At Bellatrix, we offer portfolio management services for private and institutional clients on a discretionary basis. Through a professional dialogue and highly specialised analysis of our clients’ objectives, we define together a profile and investment strategy corresponding to their needs. We are giving the comfort of mind to our clients that they can only focus on their other commitments, with a discretionary mandate service. After we agree with our clients on their expectations as well as their investment strategy, our dedicated management team take the whole responsibility of the day-to-day money management align with the clients objectives. We are constantly monitoring our clients’ portfolio in order to minimize the risk, by not only diversification but also by managing maximum drawdown.
We are in contact with our clients on a regular basis, to update them on the development of their portfolio. A three-party agreement is signed between the client, the bank and Bellatrix Asset Management. These agreements enable the client to enjoy advantageous conditions negotiated with the depository bank.
Our clients’ assets are deposited within wide range of depository institutions and private banks such as: Banque de Luxembourg, VP Bank, BNP Paribas, Spuerkeess, KBC, Deutsche Bank, Credit Suisse, Mirabaud and many more world wide.
At Bellatrix we make sure to:
- Understanding our clients’ expectations, wealth requirements and objectives in terms of performance and risk, and defining their investment profile.
- Rigorously selecting the shares, bonds and investment funds that best correspond to our clients’ investment profile.
- Controlling risks through diversification of strategies and underlying assets according to their risk profile.
- Communicating regularly through frequent reporting on your portfolio and constant exchange with your manager.
Together with our clients, we define their investment profile according to their characteristics and investment requirements.
Bellatrix – discretionary mandate – investment profile
The Conservative Investor
Clients who opt for low‑volatility investments, which generate steady yields.
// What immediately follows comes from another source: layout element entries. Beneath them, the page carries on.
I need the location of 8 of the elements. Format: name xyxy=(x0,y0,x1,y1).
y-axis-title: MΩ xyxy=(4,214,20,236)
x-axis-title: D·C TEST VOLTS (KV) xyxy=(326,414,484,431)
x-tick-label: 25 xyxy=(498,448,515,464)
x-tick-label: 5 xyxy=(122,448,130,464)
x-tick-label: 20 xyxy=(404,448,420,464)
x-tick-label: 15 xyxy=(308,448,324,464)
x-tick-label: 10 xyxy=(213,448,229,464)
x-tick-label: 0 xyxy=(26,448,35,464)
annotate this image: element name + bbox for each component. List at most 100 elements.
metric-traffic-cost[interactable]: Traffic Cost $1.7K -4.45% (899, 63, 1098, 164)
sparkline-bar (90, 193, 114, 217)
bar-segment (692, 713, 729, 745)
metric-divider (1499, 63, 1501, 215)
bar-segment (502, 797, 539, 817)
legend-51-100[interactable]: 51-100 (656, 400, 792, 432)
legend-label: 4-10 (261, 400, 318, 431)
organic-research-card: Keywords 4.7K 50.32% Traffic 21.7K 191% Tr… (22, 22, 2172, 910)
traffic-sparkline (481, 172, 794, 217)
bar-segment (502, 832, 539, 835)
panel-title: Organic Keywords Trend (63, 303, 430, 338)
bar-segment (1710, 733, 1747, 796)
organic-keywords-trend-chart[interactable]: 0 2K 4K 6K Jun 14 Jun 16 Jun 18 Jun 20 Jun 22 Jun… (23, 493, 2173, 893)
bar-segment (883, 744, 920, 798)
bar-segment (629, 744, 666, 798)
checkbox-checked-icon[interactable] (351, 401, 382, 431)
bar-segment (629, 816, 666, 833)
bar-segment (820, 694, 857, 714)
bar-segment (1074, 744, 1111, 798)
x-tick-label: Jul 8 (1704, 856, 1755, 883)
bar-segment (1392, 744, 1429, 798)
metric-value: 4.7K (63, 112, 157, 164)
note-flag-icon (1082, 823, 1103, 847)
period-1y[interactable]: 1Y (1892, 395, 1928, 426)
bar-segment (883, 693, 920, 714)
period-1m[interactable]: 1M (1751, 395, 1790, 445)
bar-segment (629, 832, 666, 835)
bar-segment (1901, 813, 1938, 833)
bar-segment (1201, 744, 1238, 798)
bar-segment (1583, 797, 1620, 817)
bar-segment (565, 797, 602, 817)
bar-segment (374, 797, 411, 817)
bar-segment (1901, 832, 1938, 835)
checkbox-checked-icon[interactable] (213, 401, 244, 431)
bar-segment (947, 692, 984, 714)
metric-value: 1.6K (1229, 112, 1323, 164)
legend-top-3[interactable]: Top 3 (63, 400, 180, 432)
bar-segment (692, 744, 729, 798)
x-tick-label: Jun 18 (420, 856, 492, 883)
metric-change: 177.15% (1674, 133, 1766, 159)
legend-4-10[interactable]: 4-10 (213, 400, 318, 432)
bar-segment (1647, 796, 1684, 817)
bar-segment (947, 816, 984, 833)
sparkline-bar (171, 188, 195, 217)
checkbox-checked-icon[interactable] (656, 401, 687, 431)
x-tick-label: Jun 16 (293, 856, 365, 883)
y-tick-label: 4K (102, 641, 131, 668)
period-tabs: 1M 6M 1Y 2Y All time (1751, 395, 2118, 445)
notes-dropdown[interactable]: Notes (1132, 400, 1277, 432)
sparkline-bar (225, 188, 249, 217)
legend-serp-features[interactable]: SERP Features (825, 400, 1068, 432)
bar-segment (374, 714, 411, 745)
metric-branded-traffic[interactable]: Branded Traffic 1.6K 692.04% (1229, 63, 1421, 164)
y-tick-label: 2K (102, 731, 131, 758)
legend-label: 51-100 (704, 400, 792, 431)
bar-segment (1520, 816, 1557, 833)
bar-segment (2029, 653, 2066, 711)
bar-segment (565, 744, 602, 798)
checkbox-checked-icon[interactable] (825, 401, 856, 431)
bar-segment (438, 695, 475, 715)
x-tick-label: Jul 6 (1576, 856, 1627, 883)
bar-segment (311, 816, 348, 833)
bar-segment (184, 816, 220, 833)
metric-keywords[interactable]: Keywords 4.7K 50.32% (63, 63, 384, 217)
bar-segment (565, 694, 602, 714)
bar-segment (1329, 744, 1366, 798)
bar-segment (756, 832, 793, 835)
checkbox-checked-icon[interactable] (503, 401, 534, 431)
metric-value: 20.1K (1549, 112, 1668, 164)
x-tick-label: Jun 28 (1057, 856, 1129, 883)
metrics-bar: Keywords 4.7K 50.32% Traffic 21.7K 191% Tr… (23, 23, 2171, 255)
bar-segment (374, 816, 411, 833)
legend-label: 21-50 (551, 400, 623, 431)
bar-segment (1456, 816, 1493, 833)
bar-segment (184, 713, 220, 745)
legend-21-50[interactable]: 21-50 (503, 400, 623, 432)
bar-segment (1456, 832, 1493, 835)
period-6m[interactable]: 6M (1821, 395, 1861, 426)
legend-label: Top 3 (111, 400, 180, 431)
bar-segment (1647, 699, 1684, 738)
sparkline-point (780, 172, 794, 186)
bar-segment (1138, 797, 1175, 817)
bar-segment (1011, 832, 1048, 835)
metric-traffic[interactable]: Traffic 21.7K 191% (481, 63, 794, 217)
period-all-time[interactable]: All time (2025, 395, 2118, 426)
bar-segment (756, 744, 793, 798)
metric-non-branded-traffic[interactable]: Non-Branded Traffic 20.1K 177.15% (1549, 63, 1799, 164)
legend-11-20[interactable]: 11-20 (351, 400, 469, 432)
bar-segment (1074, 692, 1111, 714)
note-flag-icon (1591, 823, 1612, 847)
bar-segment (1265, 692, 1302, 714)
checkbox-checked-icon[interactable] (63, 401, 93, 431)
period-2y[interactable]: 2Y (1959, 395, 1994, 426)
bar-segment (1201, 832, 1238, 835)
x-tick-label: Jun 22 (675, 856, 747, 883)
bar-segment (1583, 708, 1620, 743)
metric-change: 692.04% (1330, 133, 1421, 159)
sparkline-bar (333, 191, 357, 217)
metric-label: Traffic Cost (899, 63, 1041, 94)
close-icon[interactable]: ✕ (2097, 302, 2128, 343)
Their portfolio comprises essentially bonds such as Government bonds, corporate bonds, bond funds or structured products that guarantee capital.
The Defensive Investor
Clients who wish to yield a profit from their capital but they are ready to stimulate their portfolio by taking risks limited to shares. Temporary volatility is possible following an increase in rates, exchange risk or a negative stock exchange climate.
The Medium‑Risk Investor
Clients which are looking for an attractive yield, combining security and growth, and they are willing to assume some risk on the share market.
The Dynamic Investor
Clients who wish to have a high yield over the long term. They are prepared to take high risks on the share market, which may, in the short term, result in high variations in the performance of their portfolio, even a negative yield in some years.
The Aggressive Investor
Clients who opt resolutely for a high yield over the long term. They are prepared to deliberately take high risks which may involve negative performances in their portfolio. This comprises essentially shares and share funds.
We favour a top-down approach. We believe that the general economic climate and strength of a given industrial sector have a considerable impact on the yield on securities.
The economic environment has a decisive influence on company profits and investor attitudes and expectations, and therefore on share prices on the stock exchange.